Flathub is a “flatpak” repository which offers lot’s of open-source and popular proprietary software that one may need. The beauty of flatpaks is that no matter the application you use, these will be sandboxed and will only have access to certain parts of your file system. For instance, the popular VoIP program Discord only has access to certain folders in your home directory (e.g. Pictures, Downloads) and nothing else, it doesn’t have access to your running system processes. This means if you have no choice to use a particular app, you’re better off using it as a flatpak.

Take a look at Flathub, there is plenty of cool software available.

Installing Flathub

There are two ways of doing this and both are very easy. You can visit here and simply download the “Flatpak repository file” and run that in GNOME Software or whatever you are using.

Note about GNOME Software:

There is a bug where the Flathub repo won’t download until gnome-software is completely shut down.

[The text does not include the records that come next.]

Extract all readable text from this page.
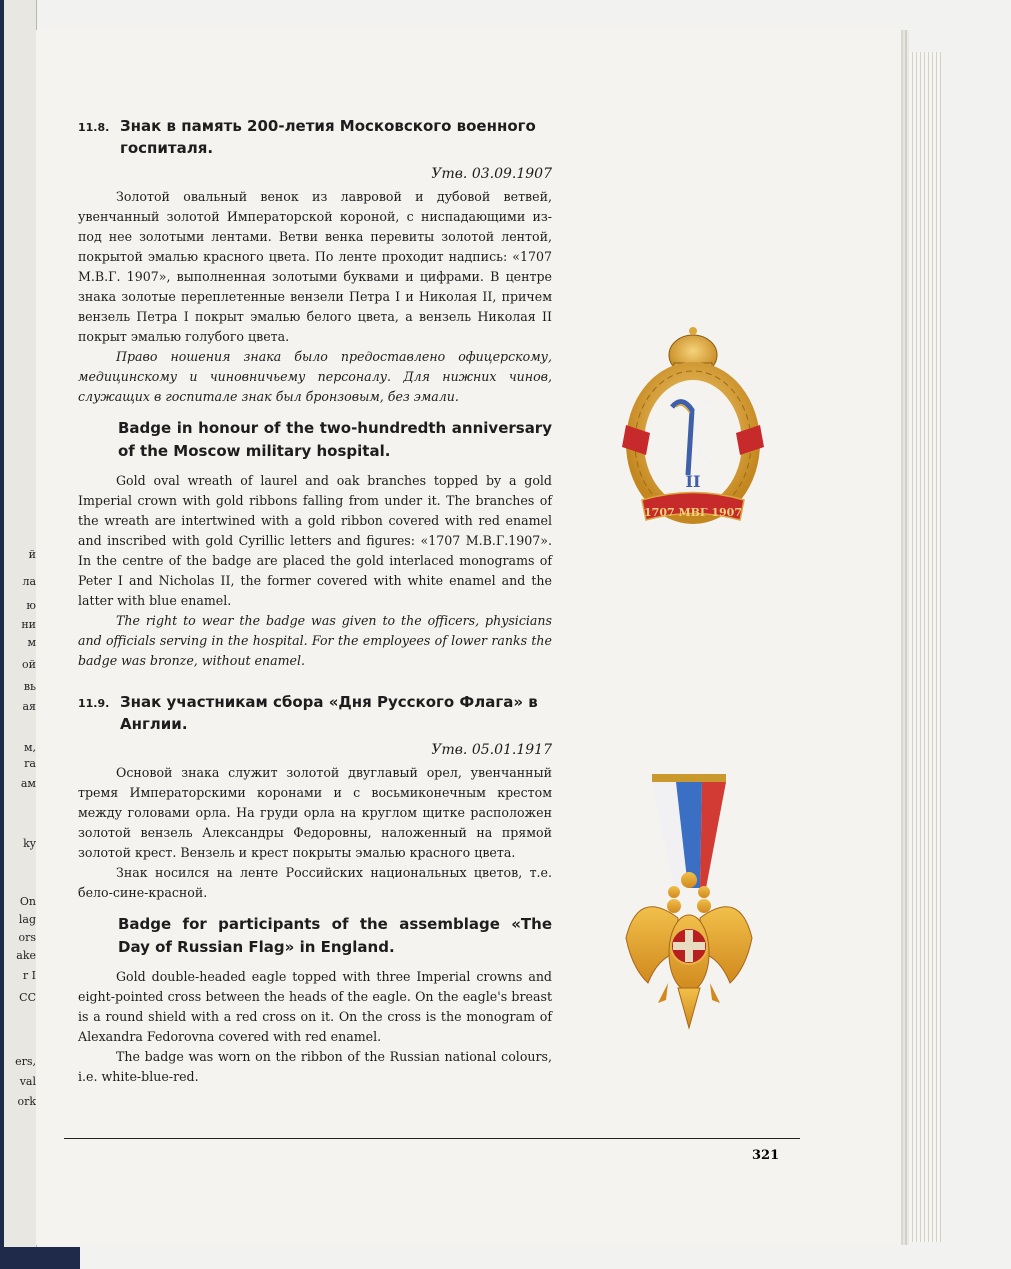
й
ла
ю
ни
м
ой
вь
ая
м,
ra
ам
ky
On
lag
ors
ake
r I
CC
ers,
val
ork
11.8. Знак в память 200-летия Московского военного госпиталя.
Утв. 03.09.1907

Золотой овальный венок из лавровой и дубовой ветвей, увенчанный золотой Императорской короной, с ниспадающими из-под нее золотыми лентами. Ветви венка перевиты золотой лентой, покрытой эмалью красного цвета. По ленте проходит надпись: «1707 М.В.Г. 1907», выполненная золотыми буквами и цифрами. В центре знака золотые переплетенные вензели Петра I и Николая II, причем вензель Петра I покрыт эмалью белого цвета, а вензель Николая II покрыт эмалью голубого цвета.

Право ношения знака было предоставлено офицерскому, медицинскому и чиновничьему персоналу. Для нижних чинов, служащих в госпитале знак был бронзовым, без эмали.

Badge in honour of the two-hundredth anniversary of the Moscow military hospital.

Gold oval wreath of laurel and oak branches topped by a gold Imperial crown with gold ribbons falling from under it. The branches of the wreath are intertwined with a gold ribbon covered with red enamel and inscribed with gold Cyrillic letters and figures: «1707 М.В.Г.1907». In the centre of the badge are placed the gold interlaced monograms of Peter I and Nicholas II, the former covered with white enamel and the latter with blue enamel.

The right to wear the badge was given to the officers, physicians and officials serving in the hospital. For the employees of lower ranks the badge was bronze, without enamel.

11.9. Знак участникам сбора «Дня Русского Флага» в Англии.
Утв. 05.01.1917

Основой знака служит золотой двуглавый орел, увенчанный тремя Императорскими коронами и с восьмиконечным крестом между головами орла. На груди орла на круглом щитке расположен золотой вензель Александры Федоровны, наложенный на прямой золотой крест. Вензель и крест покрыты эмалью красного цвета.

Знак носился на ленте Российских национальных цветов, т.е. бело-сине-красной.

Badge for participants of the assemblage «The Day of Russian Flag» in England.

Gold double-headed eagle topped with three Imperial crowns and eight-pointed cross between the heads of the eagle. On the eagle's breast is a round shield with a red cross on it. On the cross is the monogram of Alexandra Fedorovna covered with red enamel.

The badge was worn on the ribbon of the Russian national colours, i.e. white-blue-red.

II
1707 МВГ 1907
321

To update immediately, go into your System Monitor (Task Manager) and end/kill the gnome-software process. Then you can open it up and it should start to populate with new software.

The alternative way is to enable it through the Terminal:

flatpak remote-add --if-not-exists flathub https://flathub.org/repo/flathub.flatpakrepo

RPM Fusion

RPM Fusion is a trustworthy software repository which has software which Fedora doesn’t want to ship. Why doesn’t Fedora want to ship them? As you probably already know, there are some software which are proprietary and then there is open-source software. Fedora has a strong stance and they only allow “free” or open-source software by default, however by adding RPM Fusion, you can get access to both “free” and “non-free” (proprietary) software such as VirtualBox, ffmpeg, youtube-dl and much more.

You can read more about it here.

To install RPM Fusion on your Fedora system, all you have to do run this command.

sudo dnf install https://download1.rpmfusion.org/free/fedora/rpmfusion-free-release-$(rpm -E %fedora).noarch.rpm https://download1.rpmfusion.org/nonfree/fedora/rpmfusion-nonfree-release-$(rpm -E %fedora).noarch.rpm

If you wish to read more on configuring the repositories or manually choose which repo you want, you can visit the RPM Fusion Configuration page.

Any tips?

That’s about it for now. In the coming weeks I hope to write a few more articles on how I configure Fedora (more specifically GNOME) and unlock hidden potential in the flagship desktop environment. Thanks for reading!